Karya Surya Saluang, dkk menelusuri kehilangan orang Halmahera pada umumnya dari bagian hidup mereka. Dimulai dari O’Hongana Manyawa yang terus terdesak keluar dari lingkungan hidup mereka. Orang Halmahera yang di luar hutan pun tak luput dari keadaan ini. Merelakan tanah mereka digusur dengan alasan pembangunan dan diimingi ganti rugi seakan menjadi suatu keharusan. Ganti rugi adalah mantra dari sihir pembangunan bagi mereka yang memiliki tanah. Dan apakah ada ganti bagi mereka yang biasa hidup dari alam?

Buku ini memang tidak memberikan sebuah alternatif yang biasa dilakukan dalam buku-buku hasil penelitian di lapang. Hal tersebut dikarenakan metode penulisan menggunakan pendekatan emik.

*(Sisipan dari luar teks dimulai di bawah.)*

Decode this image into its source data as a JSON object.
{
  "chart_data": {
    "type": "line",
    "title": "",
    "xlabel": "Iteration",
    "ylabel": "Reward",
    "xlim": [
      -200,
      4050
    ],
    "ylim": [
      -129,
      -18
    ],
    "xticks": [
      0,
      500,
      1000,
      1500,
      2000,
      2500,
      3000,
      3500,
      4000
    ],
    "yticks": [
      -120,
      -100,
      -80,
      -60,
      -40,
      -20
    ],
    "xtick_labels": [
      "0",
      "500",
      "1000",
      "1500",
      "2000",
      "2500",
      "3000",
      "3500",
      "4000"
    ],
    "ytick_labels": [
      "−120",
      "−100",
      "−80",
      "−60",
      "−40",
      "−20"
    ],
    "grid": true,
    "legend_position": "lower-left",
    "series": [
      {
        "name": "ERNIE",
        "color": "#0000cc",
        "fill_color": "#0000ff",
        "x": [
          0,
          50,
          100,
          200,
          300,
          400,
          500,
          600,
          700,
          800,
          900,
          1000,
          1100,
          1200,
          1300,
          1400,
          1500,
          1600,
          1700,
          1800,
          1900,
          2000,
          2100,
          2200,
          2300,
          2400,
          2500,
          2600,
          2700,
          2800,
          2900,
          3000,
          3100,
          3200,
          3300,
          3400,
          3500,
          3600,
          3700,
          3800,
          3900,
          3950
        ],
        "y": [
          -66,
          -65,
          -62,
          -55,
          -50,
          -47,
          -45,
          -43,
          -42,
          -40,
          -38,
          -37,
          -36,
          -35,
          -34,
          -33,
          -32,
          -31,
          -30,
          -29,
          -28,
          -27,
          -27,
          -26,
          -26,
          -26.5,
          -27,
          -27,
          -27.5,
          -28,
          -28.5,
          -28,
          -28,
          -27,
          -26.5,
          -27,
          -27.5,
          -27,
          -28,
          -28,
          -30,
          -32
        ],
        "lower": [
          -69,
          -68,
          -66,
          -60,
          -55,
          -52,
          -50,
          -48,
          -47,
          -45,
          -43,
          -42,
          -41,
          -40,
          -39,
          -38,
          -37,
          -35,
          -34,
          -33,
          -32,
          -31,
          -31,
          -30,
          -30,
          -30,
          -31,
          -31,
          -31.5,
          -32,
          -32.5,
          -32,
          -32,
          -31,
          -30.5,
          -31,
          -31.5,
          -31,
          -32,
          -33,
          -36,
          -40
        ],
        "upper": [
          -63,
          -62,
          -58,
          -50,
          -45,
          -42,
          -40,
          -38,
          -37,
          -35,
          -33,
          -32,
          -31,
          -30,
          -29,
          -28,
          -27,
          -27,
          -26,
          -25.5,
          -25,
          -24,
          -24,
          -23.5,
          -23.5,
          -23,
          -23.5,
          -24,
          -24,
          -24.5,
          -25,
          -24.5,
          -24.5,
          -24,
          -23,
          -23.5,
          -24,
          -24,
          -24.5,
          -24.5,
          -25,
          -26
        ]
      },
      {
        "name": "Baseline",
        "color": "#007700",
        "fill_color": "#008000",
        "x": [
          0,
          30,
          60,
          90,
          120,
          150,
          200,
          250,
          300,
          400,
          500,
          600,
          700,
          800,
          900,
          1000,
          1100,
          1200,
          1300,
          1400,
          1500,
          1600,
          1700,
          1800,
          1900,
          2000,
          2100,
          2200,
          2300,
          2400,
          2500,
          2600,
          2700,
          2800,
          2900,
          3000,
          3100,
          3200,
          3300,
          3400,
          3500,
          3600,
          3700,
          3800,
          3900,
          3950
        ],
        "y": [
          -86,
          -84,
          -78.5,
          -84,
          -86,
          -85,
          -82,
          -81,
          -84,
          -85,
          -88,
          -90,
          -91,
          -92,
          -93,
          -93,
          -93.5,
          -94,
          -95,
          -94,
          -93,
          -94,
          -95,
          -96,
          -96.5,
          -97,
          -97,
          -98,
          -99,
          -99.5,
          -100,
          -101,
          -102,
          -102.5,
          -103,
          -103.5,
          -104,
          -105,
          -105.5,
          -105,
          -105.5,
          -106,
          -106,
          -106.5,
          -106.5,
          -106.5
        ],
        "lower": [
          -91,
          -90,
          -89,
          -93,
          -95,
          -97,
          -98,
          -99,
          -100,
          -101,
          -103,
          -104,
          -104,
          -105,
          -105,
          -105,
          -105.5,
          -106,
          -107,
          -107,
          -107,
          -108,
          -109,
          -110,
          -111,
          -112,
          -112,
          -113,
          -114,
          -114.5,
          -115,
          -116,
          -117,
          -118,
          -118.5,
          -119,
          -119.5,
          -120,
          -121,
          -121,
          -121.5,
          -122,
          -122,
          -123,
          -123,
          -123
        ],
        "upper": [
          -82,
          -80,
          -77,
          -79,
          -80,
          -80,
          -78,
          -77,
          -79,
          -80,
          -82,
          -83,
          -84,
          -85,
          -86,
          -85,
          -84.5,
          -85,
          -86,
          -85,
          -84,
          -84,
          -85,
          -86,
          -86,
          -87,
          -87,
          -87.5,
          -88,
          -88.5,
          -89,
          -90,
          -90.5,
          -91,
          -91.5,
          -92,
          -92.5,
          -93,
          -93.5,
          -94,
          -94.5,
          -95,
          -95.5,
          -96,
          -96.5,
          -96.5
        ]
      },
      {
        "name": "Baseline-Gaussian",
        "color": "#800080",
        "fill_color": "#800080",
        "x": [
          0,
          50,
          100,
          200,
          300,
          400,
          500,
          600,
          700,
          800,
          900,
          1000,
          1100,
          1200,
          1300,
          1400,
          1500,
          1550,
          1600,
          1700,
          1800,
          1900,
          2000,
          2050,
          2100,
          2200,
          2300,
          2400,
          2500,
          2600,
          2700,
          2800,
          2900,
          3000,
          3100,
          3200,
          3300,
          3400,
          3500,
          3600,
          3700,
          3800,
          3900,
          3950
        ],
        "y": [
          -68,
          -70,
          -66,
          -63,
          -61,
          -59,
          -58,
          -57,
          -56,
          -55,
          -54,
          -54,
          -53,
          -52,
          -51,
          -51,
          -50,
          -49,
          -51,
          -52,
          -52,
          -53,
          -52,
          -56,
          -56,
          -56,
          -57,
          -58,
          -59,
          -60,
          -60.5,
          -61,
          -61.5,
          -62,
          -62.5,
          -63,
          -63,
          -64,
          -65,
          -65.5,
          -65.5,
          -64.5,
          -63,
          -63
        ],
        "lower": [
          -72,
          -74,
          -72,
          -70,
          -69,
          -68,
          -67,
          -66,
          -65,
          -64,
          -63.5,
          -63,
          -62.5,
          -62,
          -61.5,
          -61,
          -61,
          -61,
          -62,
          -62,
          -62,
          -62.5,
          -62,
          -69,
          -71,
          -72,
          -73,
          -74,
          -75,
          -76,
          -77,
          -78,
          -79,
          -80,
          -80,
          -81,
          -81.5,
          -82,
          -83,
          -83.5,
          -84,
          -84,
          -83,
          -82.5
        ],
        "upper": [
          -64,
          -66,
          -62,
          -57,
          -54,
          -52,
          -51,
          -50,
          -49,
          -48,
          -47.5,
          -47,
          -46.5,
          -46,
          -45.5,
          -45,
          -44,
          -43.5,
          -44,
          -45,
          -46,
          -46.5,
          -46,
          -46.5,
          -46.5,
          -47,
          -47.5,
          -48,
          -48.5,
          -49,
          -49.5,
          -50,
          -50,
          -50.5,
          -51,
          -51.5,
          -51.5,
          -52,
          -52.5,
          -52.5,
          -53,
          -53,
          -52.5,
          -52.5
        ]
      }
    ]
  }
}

Mendekati dan menceritakan kembali hasil di lapangan sesuai dengan cara pandang masyarakat menjabarkan suatu pengalaman dan penilaiannya, buukan dari kacamata orang luar. Meski demikian, penulis juga memberikan penghargaan bagi pemudapemuda Halmahera dengan menyebutkan bahwa pemuda-pemuda inilah yang akan mampu mengembalikan keadaan. Agar mereka dapat hidup kembali dalam falsafah hidup yang semula, hidup bersama alam.

Bagi saya, buku yang dikatakan sebagai hasil belajar ini akan membelokkan telunjuk kita pada pihak-pihak luar negeri yang selama ini kita tuding sebagai perusak, malah berbalik ke arah muka sendiri. Bahwa wajah pribumilah yang paling berhasrat di sini, dan selalu uang yang menjadi ukuran. Jika demikian, kita pasti akan sampai pada tingkat dimana seseorang hanya menyalahkan Tuhan, menyalahkannya dalam hal apapun.